October 23, 2009 – 11:44 pm
Chief Technology Officer, Kai Sensors, Honolulu, HI, 2008-present
Developing a portfolio of radar-based non-contact respiratory measurement and monitoring devices that operate through clothing and bedding. Leading development of the company’s first product, which is the first FDA-cleared respiratory rate spot check device and the first FDA-cleared Doppler-radar-based physiological monitoring device, intended to provide an automated alternative to visually counting breaths to obtain respiratory rate. One of three officers developing company strategy and product roadmap, including generating budgets and timelines and positioning company within the market.

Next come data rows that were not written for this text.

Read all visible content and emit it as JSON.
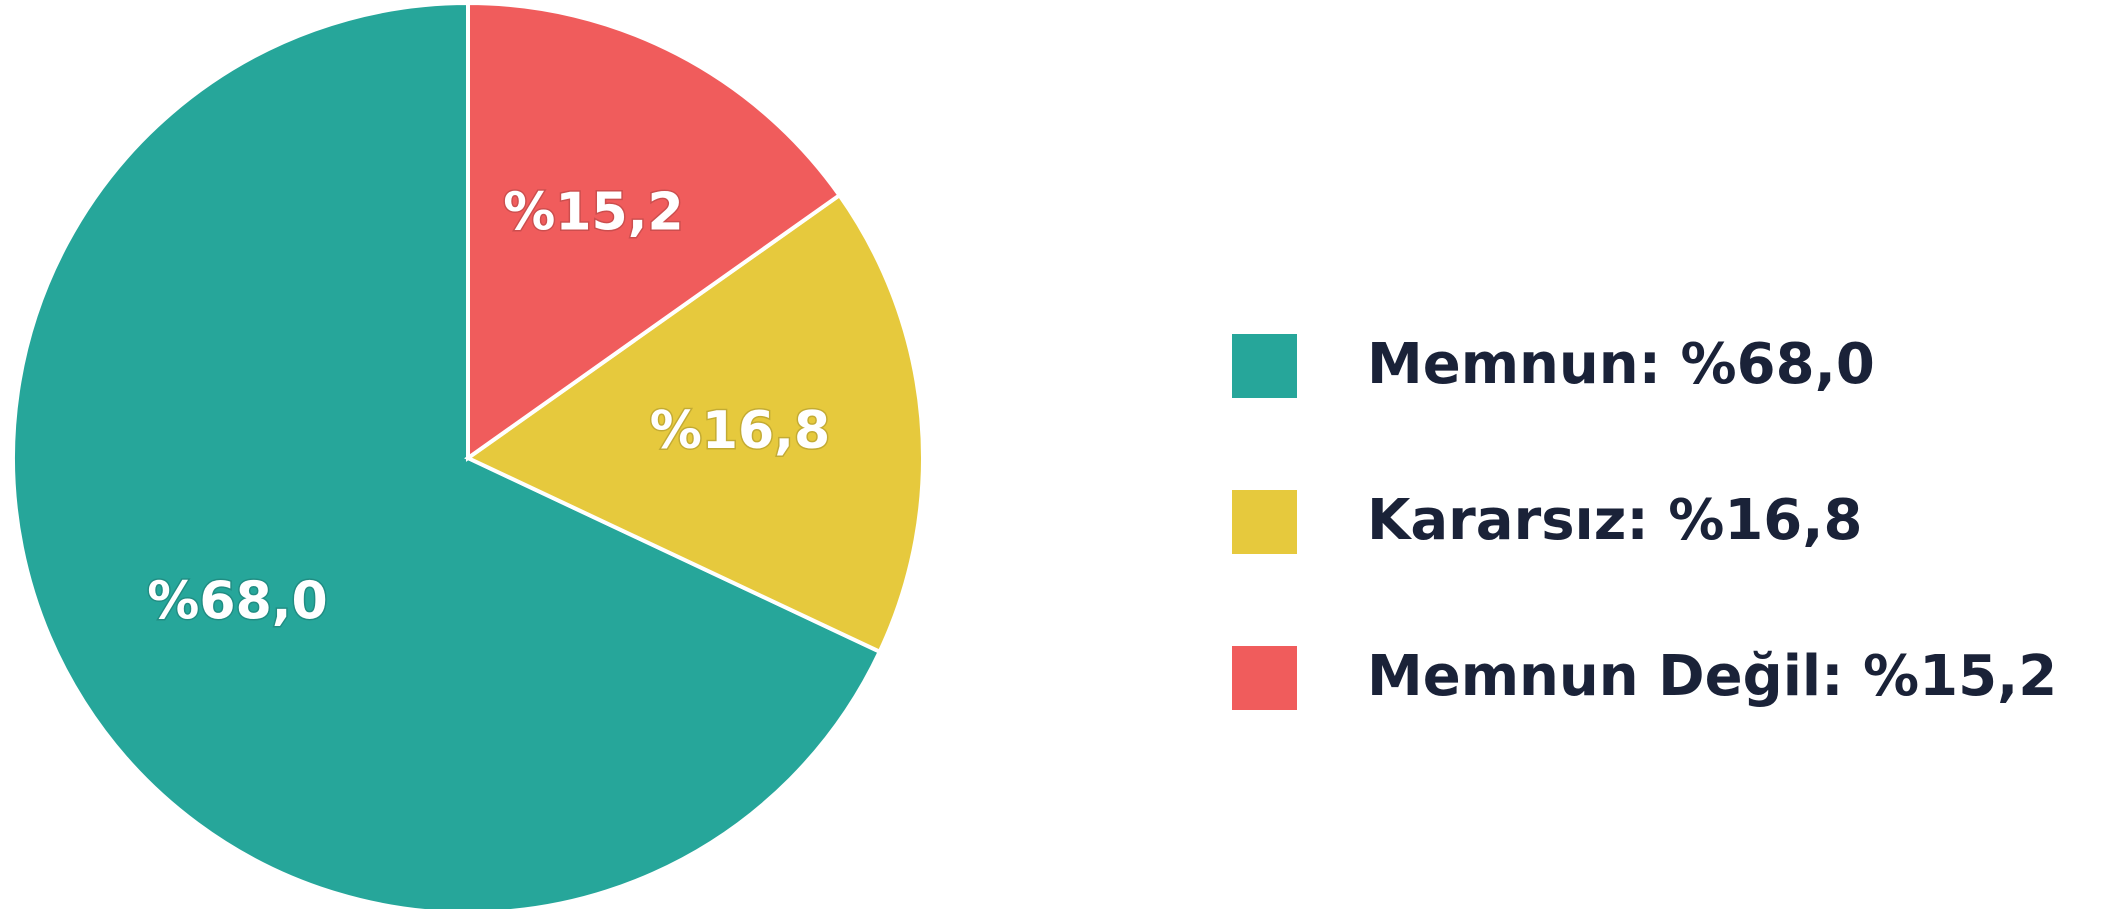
{
  "chart_data": {
    "type": "pie",
    "categories": [
      "Memnun: %68,0",
      "Kararsız: %16,8",
      "Memnun Değil: %15,2"
    ],
    "values": [
      68.0,
      16.8,
      15.2
    ],
    "value_labels": [
      "%68,0",
      "%16,8",
      "%15,2"
    ],
    "colors": [
      "#26a69a",
      "#e6c93d",
      "#f05c5c"
    ],
    "legend": "right"
  }
}
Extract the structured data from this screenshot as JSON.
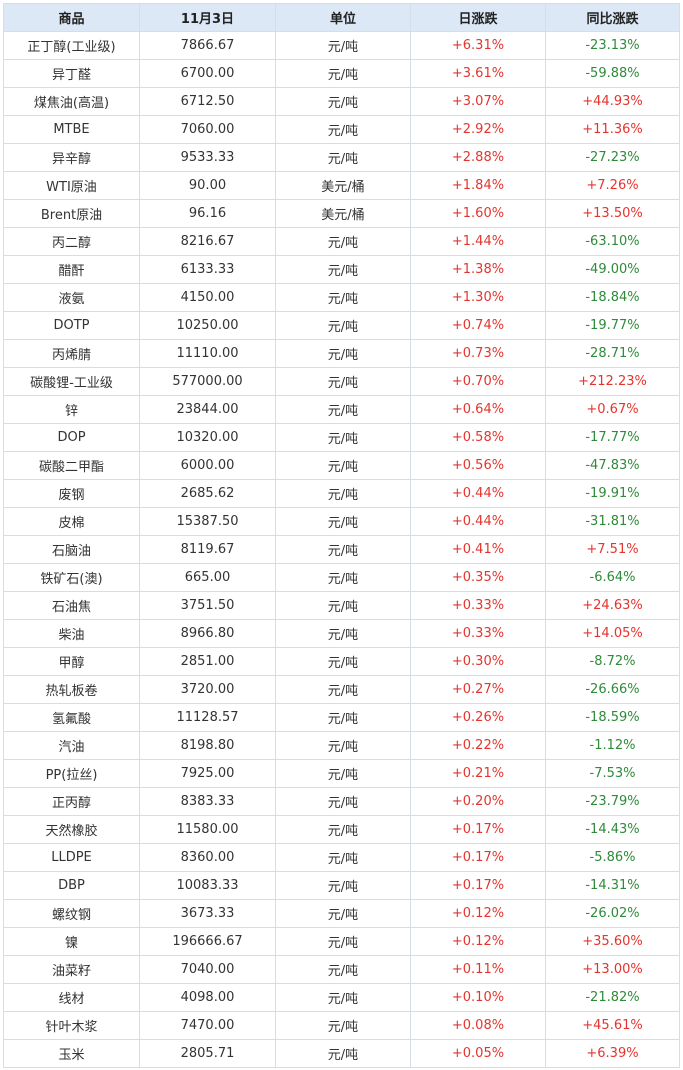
{
  "colors": {
    "header_bg": "#dce8f5",
    "border": "#d5dde6",
    "up": "#e5342e",
    "down": "#2f8a3a",
    "text": "#333333"
  },
  "headers": [
    "商品",
    "11月3日",
    "单位",
    "日涨跌",
    "同比涨跌"
  ],
  "rows": [
    [
      "正丁醇(工业级)",
      "7866.67",
      "元/吨",
      "+6.31%",
      "-23.13%"
    ],
    [
      "异丁醛",
      "6700.00",
      "元/吨",
      "+3.61%",
      "-59.88%"
    ],
    [
      "煤焦油(高温)",
      "6712.50",
      "元/吨",
      "+3.07%",
      "+44.93%"
    ],
    [
      "MTBE",
      "7060.00",
      "元/吨",
      "+2.92%",
      "+11.36%"
    ],
    [
      "异辛醇",
      "9533.33",
      "元/吨",
      "+2.88%",
      "-27.23%"
    ],
    [
      "WTI原油",
      "90.00",
      "美元/桶",
      "+1.84%",
      "+7.26%"
    ],
    [
      "Brent原油",
      "96.16",
      "美元/桶",
      "+1.60%",
      "+13.50%"
    ],
    [
      "丙二醇",
      "8216.67",
      "元/吨",
      "+1.44%",
      "-63.10%"
    ],
    [
      "醋酐",
      "6133.33",
      "元/吨",
      "+1.38%",
      "-49.00%"
    ],
    [
      "液氨",
      "4150.00",
      "元/吨",
      "+1.30%",
      "-18.84%"
    ],
    [
      "DOTP",
      "10250.00",
      "元/吨",
      "+0.74%",
      "-19.77%"
    ],
    [
      "丙烯腈",
      "11110.00",
      "元/吨",
      "+0.73%",
      "-28.71%"
    ],
    [
      "碳酸锂-工业级",
      "577000.00",
      "元/吨",
      "+0.70%",
      "+212.23%"
    ],
    [
      "锌",
      "23844.00",
      "元/吨",
      "+0.64%",
      "+0.67%"
    ],
    [
      "DOP",
      "10320.00",
      "元/吨",
      "+0.58%",
      "-17.77%"
    ],
    [
      "碳酸二甲酯",
      "6000.00",
      "元/吨",
      "+0.56%",
      "-47.83%"
    ],
    [
      "废钢",
      "2685.62",
      "元/吨",
      "+0.44%",
      "-19.91%"
    ],
    [
      "皮棉",
      "15387.50",
      "元/吨",
      "+0.44%",
      "-31.81%"
    ],
    [
      "石脑油",
      "8119.67",
      "元/吨",
      "+0.41%",
      "+7.51%"
    ],
    [
      "铁矿石(澳)",
      "665.00",
      "元/吨",
      "+0.35%",
      "-6.64%"
    ],
    [
      "石油焦",
      "3751.50",
      "元/吨",
      "+0.33%",
      "+24.63%"
    ],
    [
      "柴油",
      "8966.80",
      "元/吨",
      "+0.33%",
      "+14.05%"
    ],
    [
      "甲醇",
      "2851.00",
      "元/吨",
      "+0.30%",
      "-8.72%"
    ],
    [
      "热轧板卷",
      "3720.00",
      "元/吨",
      "+0.27%",
      "-26.66%"
    ],
    [
      "氢氟酸",
      "11128.57",
      "元/吨",
      "+0.26%",
      "-18.59%"
    ],
    [
      "汽油",
      "8198.80",
      "元/吨",
      "+0.22%",
      "-1.12%"
    ],
    [
      "PP(拉丝)",
      "7925.00",
      "元/吨",
      "+0.21%",
      "-7.53%"
    ],
    [
      "正丙醇",
      "8383.33",
      "元/吨",
      "+0.20%",
      "-23.79%"
    ],
    [
      "天然橡胶",
      "11580.00",
      "元/吨",
      "+0.17%",
      "-14.43%"
    ],
    [
      "LLDPE",
      "8360.00",
      "元/吨",
      "+0.17%",
      "-5.86%"
    ],
    [
      "DBP",
      "10083.33",
      "元/吨",
      "+0.17%",
      "-14.31%"
    ],
    [
      "螺纹钢",
      "3673.33",
      "元/吨",
      "+0.12%",
      "-26.02%"
    ],
    [
      "镍",
      "196666.67",
      "元/吨",
      "+0.12%",
      "+35.60%"
    ],
    [
      "油菜籽",
      "7040.00",
      "元/吨",
      "+0.11%",
      "+13.00%"
    ],
    [
      "线材",
      "4098.00",
      "元/吨",
      "+0.10%",
      "-21.82%"
    ],
    [
      "针叶木浆",
      "7470.00",
      "元/吨",
      "+0.08%",
      "+45.61%"
    ],
    [
      "玉米",
      "2805.71",
      "元/吨",
      "+0.05%",
      "+6.39%"
    ]
  ]
}
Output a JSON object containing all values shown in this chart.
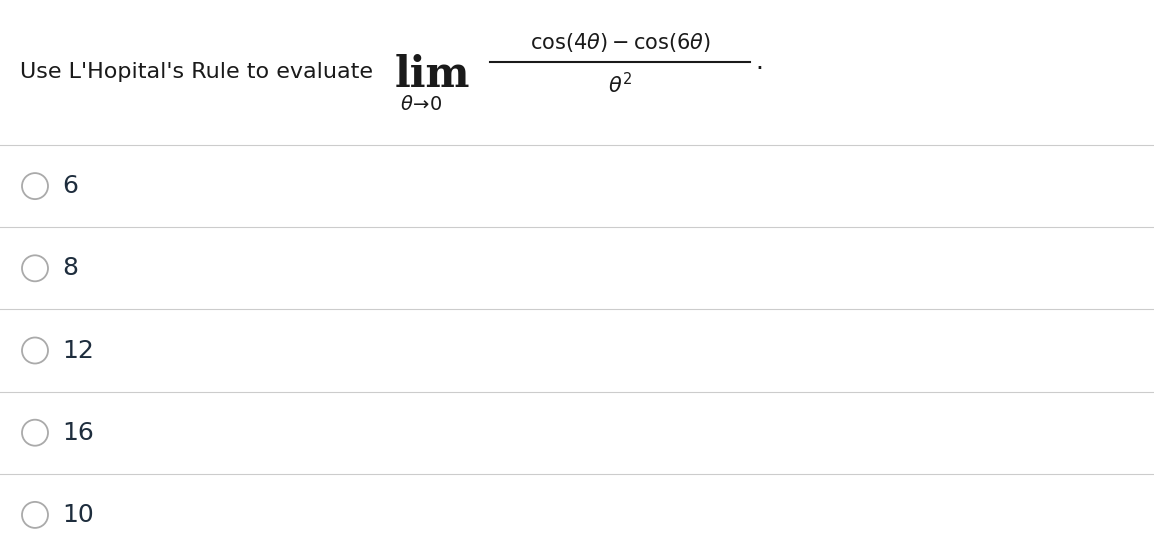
{
  "background_color": "#ffffff",
  "text_color": "#1a1a1a",
  "choice_text_color": "#1e2d3d",
  "line_color": "#cccccc",
  "circle_color": "#aaaaaa",
  "intro_text": "Use L'Hopital's Rule to evaluate",
  "choices": [
    "6",
    "8",
    "12",
    "16",
    "10"
  ],
  "figsize": [
    11.54,
    5.56
  ],
  "dpi": 100
}
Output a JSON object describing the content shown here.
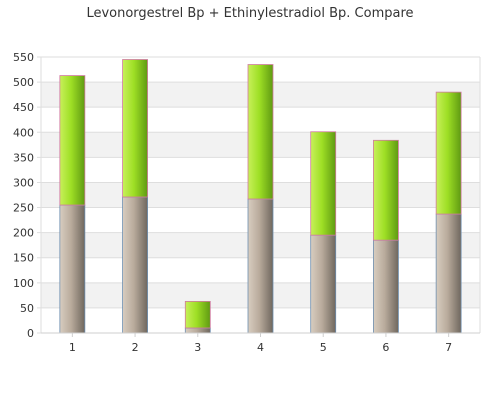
{
  "chart_data": {
    "type": "bar",
    "stacked": true,
    "title": "Levonorgestrel Bp + Ethinylestradiol Bp. Compare",
    "xlabel": "",
    "ylabel": "",
    "categories": [
      "1",
      "2",
      "3",
      "4",
      "5",
      "6",
      "7"
    ],
    "series": [
      {
        "values": [
          255,
          271,
          10,
          267,
          195,
          185,
          237
        ],
        "color": "#b8aa9b"
      },
      {
        "values": [
          258,
          274,
          53,
          268,
          206,
          199,
          243
        ],
        "color": "#9ee02a"
      }
    ],
    "ylim": [
      0,
      550
    ],
    "yticks": [
      0,
      50,
      100,
      150,
      200,
      250,
      300,
      350,
      400,
      450,
      500,
      550
    ],
    "grid": true,
    "band_colors": [
      "#ffffff",
      "#f2f2f2"
    ],
    "legend": "none"
  }
}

- Led and directed team of 5 software, RF, and digital hardware engineers to take a respiratory monitoring prototype to an FDA-cleared, manufacturable product
- Prepared 804-page FDA 510(k) submission for company’s first product; responded promptly to FDA feedback; obtained clearance 4 months after submission
- Wrote specification and claims for patent covering company’s core technology and products
- Designed clinical studies in support of FDA submissions and marketing goals; analyzed clinical study data and prepared related reports and publications
- Determined positioning strengths for company’s technology platform, used these strengths to shape product strategy, and developed marketing materials to convey these strengths
- Designed focus groups and interviewed physicians to determine new product requirements
- Identified and summarized relevant medical research and generated marketing documents citing research to support business development efforts
- Led business development meetings with potential customers and prepared demonstrations of technology for these meetings; presented product information in fundraising meetings
- Implemented Quality System complying with 21CFR part 820 and ISO 13485: developed quality system procedures, selected and implemented electronic document control system compliant with 21CFR part 11, managed Design Control documentation for company’s first product
Staff Engineer, Drug Device R&D, ALZA Corporation, A Johnson and Johnson Company, Mountain View, CA, 2006-2007
Developed electrical current controllers for clinical and preclinical studies of iontophoretic drug delivery and studied feasibility of integration of sensors with drug-delivery systems.
- Discovered trend in clinical study data and used it to develop a patentable algorithm for next-generation IONSYS product (patent application in process).
- Proposed patient-safety enhancements for IONSYS product to R&D, medical, and marketing teams by highlighting best candidates following review of technology and assessment of compatibility with IONSYS value proposition.
- Wrote technical specifications and request for quotation, and led selection of contractor for design and development of new Phase I clinical study device.
- Selected and managed 3rd party vendors to build and repair pre-clinical testing devices and to generate required design control documentation.
Research Assistant (PhD Thesis), Stanford Transducers Lab, Stanford University, Stanford, CA, 2001-2006
Developed a system based on a single-chip radar for non-contact, through-clothing measurement of heart and respiration rates, including iterative architecture and system design and human subject studies.
- Improved radar system SNR by identifying limiting factors and improvements; proved the analysis was correct through laboratory experiments and human subjects studies.
- Led effort to obtain approval for Human Subjects Protocol from NASA and Stanford institutional review boards and performed method comparison study on 22 human subjects.
- Developed MATLAB software to separate superimposed heart and respiration motion signatures and determine rates from motion signatures as well as from gold standards.
- Designed and executed the first published experimental verification of range correlation theory.
- Determined the location and amount of skin surface motion due to heartbeat, pulse, and respiration by reviewing and evaluating medical and engineering literature.
Senior Technical Associate, Bell Laboratories, Lucent Technologies, Murray Hill, NJ, Summers 2000 & 2001
- Solved phase-demodulation null point problem by implementing quadrature receiver and appropriate signal processing in 2.4-GHz CMOS direct-conversion radar.
- Laid out integrated circuit, designed printed circuit board, and performed testing for the first fully integrated silicon CMOS single-chip Doppler radar transceiver.
RF Hardware Engineering Intern , Dynamic Telecommunications, Inc., Germantown, MD, Summer 1999
- Enabled high-performance radio product launch by redesigning the frequency synthesizer to reduce phase noise.
Systems Engineering Intern, Raytheon Electronics Systems, Portsmouth, RI , Summer 1998
- Developed a relational database for submarine sonar system with a team of engineers.